All they had was belief:

I suffer hardship, even to the point of being chained like a criminal. But the word of God is not chained. 10Therefore I endure everything for the sake of the elect, so that they may also obtain the salvation that is in Christ Jesus, with eternal glory. 11The saying is sure: If we have died with him, we will also live with him.

The Lordship of Jesus. The power of his death and resurrection. These were the only things the early church possessed and the only thing they needed to remain steadfast in the face of persecution. The love of God burned so brightly in them that they didn’t need all the things we take for granted to survive. They thrived in the face of hardship, knowing full well that being a minority or being persecuted has no bearing of the truth of the Gospel of Jesus Christ.

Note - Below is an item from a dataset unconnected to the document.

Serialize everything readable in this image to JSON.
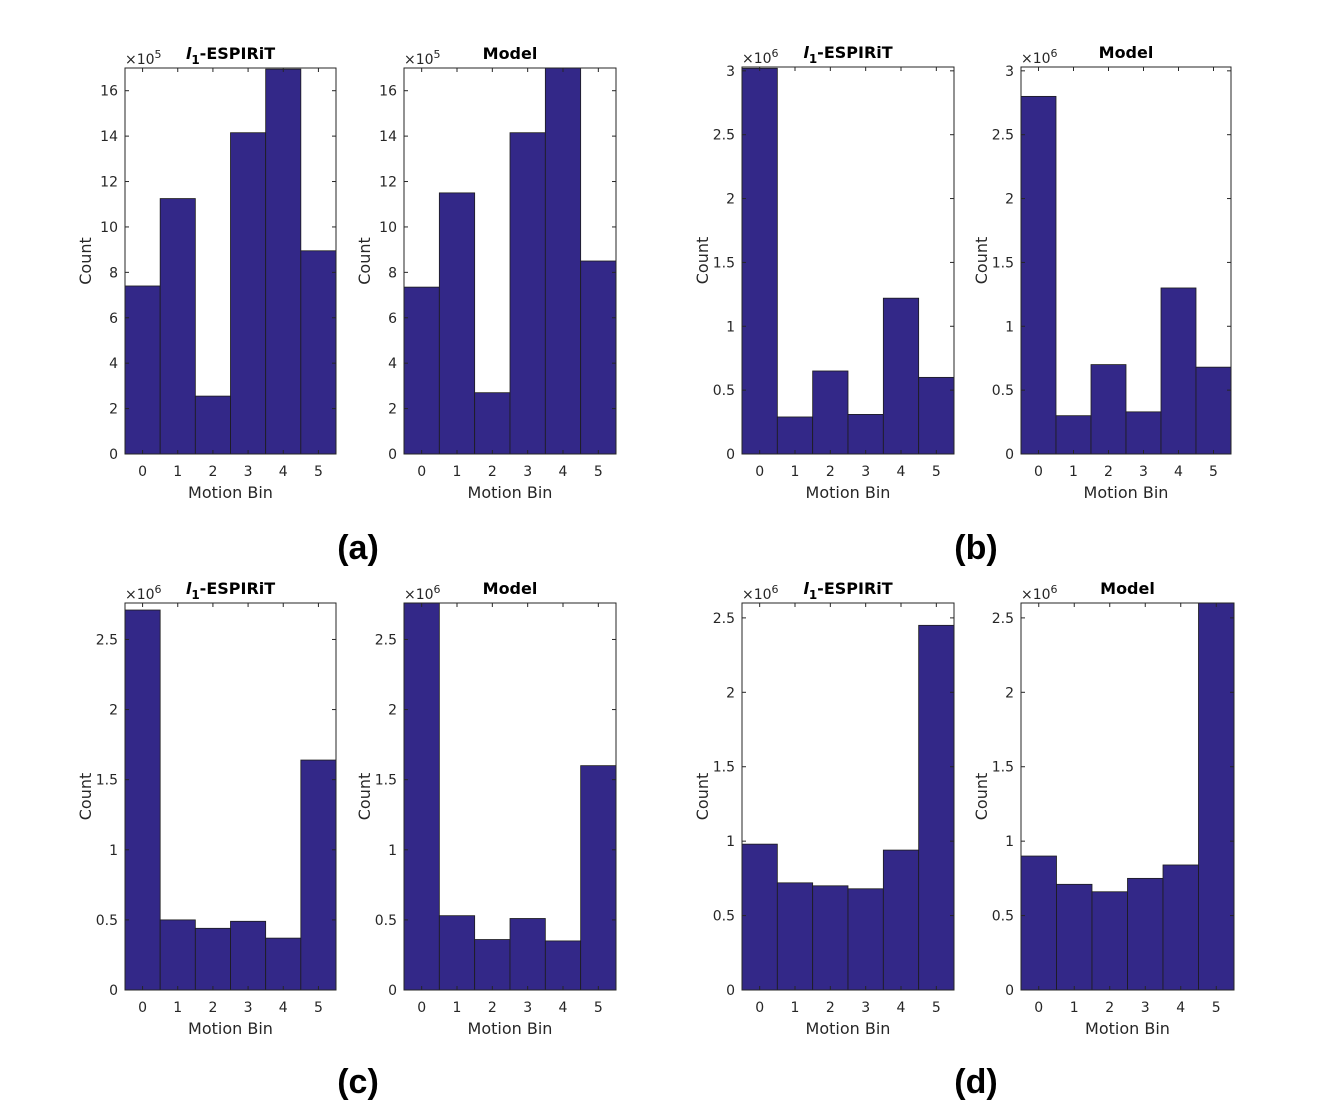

The great challenge for the United Church is to be in the world but not of the world. We need to rethink our desire to be “worldly” and at the centre of public life, both because it is disappearing anyway and because we will be more faithful without these things. We don’t look for persecution, but it will eventually find us. We may no longer be able to argue why we deserve tax-free status, but we should be able to describe why we deserve respect and why our core beliefs are valid in the meeting place of ideas.

Society is becoming both secular and multi-faith. In the face of this, we need to understand ourselves better than ever, and describe ourselves more clearly. We need to protect our rights as a minority and help the others religions that surround us. And we need to remain steadfast in our faith, to proclaim what we believe and remain faithful to the God of grace and mercy. We do this in Christ’s name. Amen.